Thomas Batardiere è un uomo di anima e riesce a trasmetterla anche nei suoi vini, da cui esce la sofficità dello chenin blanc che grazie al tocco magico di questo vignaiolo e non solo, si presenta subito con quel profumo di polvere rocciosa e fa esplodere il terroir .
Per una visione ancor più approfondita del vino della Valle cercavamo una visita da un produttore icona e così la fortuna ci ha portato da Stephane Bernaudeau.
Stephane Bernaudeau
Le sue bottiglie sono cosi rare e ricercate che eravamo un po’ in apprensione, invece ci si è presentato un personaggio unico, silenzioso e allo stesso tempo simpatico, che esprime con il volto tutto quello che deve dire.
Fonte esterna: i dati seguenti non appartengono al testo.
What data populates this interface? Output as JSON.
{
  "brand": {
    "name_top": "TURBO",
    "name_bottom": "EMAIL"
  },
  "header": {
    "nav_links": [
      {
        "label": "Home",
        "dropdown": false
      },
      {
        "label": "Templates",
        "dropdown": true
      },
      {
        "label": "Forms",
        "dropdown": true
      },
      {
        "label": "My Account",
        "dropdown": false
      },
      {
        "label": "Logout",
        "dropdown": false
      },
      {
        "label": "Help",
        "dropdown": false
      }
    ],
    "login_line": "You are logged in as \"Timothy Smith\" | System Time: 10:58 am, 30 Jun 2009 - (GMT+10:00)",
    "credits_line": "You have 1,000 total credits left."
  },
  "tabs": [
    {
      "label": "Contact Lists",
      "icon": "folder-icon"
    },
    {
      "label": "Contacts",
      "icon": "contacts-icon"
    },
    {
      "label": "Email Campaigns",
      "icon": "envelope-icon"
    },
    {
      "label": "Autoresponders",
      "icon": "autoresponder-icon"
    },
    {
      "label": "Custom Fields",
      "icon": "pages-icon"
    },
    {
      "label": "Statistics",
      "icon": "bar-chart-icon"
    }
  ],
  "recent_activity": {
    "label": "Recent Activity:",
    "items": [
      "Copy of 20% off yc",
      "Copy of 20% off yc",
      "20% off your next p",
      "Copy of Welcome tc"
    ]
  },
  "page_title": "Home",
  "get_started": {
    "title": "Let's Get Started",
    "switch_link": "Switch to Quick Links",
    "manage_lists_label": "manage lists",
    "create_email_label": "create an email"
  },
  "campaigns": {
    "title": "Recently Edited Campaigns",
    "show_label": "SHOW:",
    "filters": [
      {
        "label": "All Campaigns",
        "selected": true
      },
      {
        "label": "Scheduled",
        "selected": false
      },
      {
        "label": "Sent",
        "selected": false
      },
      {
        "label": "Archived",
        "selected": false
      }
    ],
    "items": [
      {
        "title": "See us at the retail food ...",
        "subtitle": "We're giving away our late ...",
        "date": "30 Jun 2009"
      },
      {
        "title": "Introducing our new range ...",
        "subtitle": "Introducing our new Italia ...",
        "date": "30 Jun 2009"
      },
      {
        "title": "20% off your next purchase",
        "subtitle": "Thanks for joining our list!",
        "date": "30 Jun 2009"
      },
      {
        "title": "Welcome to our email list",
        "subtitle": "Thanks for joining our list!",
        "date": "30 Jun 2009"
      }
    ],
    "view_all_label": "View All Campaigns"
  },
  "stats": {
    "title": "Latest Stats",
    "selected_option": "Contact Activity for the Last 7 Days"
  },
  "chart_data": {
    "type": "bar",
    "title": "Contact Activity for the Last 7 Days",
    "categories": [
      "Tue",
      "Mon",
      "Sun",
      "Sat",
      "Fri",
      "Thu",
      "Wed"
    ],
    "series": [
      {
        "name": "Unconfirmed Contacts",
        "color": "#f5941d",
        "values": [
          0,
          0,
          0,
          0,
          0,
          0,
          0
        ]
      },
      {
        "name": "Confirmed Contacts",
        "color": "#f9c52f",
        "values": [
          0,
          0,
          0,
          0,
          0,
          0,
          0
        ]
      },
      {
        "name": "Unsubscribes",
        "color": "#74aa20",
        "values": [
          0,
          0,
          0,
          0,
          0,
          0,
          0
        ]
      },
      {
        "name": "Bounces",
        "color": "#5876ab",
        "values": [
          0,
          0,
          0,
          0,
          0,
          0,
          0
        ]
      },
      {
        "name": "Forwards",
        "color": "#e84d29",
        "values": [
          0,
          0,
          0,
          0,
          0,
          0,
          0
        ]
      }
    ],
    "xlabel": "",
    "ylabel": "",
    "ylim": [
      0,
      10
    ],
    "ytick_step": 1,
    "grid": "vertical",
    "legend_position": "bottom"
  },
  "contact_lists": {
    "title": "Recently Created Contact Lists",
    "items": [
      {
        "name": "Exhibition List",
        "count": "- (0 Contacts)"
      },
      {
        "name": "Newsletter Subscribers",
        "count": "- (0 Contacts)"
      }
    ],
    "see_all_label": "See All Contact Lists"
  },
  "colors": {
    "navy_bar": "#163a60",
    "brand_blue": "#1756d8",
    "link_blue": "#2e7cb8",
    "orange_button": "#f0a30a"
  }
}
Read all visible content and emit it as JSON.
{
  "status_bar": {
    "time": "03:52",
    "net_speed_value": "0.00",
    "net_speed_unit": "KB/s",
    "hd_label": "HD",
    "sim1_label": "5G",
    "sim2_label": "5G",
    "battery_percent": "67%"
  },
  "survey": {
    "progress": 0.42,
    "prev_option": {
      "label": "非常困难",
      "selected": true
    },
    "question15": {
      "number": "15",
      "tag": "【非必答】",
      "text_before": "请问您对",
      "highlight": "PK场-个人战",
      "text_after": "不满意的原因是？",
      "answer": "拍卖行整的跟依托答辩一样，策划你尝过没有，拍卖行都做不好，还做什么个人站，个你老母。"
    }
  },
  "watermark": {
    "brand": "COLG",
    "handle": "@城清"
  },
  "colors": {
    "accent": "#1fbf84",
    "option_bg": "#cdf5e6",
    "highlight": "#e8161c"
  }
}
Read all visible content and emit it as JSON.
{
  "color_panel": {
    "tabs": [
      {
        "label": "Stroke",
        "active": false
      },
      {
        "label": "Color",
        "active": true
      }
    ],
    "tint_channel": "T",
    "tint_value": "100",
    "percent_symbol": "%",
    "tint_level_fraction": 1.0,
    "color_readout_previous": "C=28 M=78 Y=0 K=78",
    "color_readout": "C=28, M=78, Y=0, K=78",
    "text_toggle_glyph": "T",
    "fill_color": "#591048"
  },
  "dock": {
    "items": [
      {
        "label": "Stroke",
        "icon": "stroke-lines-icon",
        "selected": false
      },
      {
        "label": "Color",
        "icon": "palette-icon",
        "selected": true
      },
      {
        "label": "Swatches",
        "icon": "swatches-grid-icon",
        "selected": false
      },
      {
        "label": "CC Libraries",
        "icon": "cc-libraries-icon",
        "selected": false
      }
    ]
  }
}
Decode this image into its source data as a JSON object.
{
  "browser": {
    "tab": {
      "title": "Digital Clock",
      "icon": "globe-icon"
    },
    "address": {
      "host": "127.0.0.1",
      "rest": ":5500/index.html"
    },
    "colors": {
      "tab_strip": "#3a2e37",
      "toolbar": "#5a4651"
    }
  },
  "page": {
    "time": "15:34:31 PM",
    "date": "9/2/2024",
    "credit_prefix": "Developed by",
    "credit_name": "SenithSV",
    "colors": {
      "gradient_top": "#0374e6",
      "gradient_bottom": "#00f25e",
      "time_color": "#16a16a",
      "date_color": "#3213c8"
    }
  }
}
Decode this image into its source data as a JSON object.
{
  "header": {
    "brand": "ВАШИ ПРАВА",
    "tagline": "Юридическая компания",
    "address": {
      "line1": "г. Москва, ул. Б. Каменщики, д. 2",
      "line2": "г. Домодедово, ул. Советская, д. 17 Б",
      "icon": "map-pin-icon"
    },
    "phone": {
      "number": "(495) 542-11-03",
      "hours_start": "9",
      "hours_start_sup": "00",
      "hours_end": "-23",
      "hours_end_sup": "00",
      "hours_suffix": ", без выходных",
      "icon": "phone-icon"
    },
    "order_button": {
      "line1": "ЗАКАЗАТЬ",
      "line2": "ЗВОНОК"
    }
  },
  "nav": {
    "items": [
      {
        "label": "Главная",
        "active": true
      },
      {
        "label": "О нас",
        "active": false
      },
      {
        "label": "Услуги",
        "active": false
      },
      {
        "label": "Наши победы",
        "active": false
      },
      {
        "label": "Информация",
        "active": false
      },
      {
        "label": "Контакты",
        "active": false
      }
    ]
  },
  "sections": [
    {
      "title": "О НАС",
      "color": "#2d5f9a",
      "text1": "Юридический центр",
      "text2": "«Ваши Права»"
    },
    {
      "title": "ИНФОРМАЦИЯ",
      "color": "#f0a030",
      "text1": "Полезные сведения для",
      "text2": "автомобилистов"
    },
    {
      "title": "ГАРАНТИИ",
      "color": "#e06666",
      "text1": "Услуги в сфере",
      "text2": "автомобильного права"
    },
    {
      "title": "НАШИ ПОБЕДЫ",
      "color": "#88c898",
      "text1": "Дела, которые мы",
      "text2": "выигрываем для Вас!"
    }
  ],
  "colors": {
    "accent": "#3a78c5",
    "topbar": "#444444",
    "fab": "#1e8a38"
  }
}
Le prime bottiglie assaggiate ci hanno portato su una dimensione diversa dagli altri, costruita sul rischio, giocando sempre una partita al limite.
Les Nourissons, Les Onglés, Le Coqueries e in ultimo Les Terres Blanches tutti versati alla cieca hanno evidenziato quale potenziale questo vitigno nasconde dentro si sè.
Energia pura e sofficità assoluta contenuti in una sfera rocciosa.
La vera magia dello Chenin Blanc. Buon per noi che Bernaudeau è un ospite incredibile ma questa è un’altra storia.
Tirando le somme su questa destinazione ci troviamo convintissimi che il territorio è pieno di terroir e che un movimento giovane è già ben avviato.
La possibilità di esprimere il terroir quindi è concreta e sembra che lo si voglia fare con cautela, dosando i successi per non trovarsi subito sotto i riflettori e subire gli attacchi speculativi.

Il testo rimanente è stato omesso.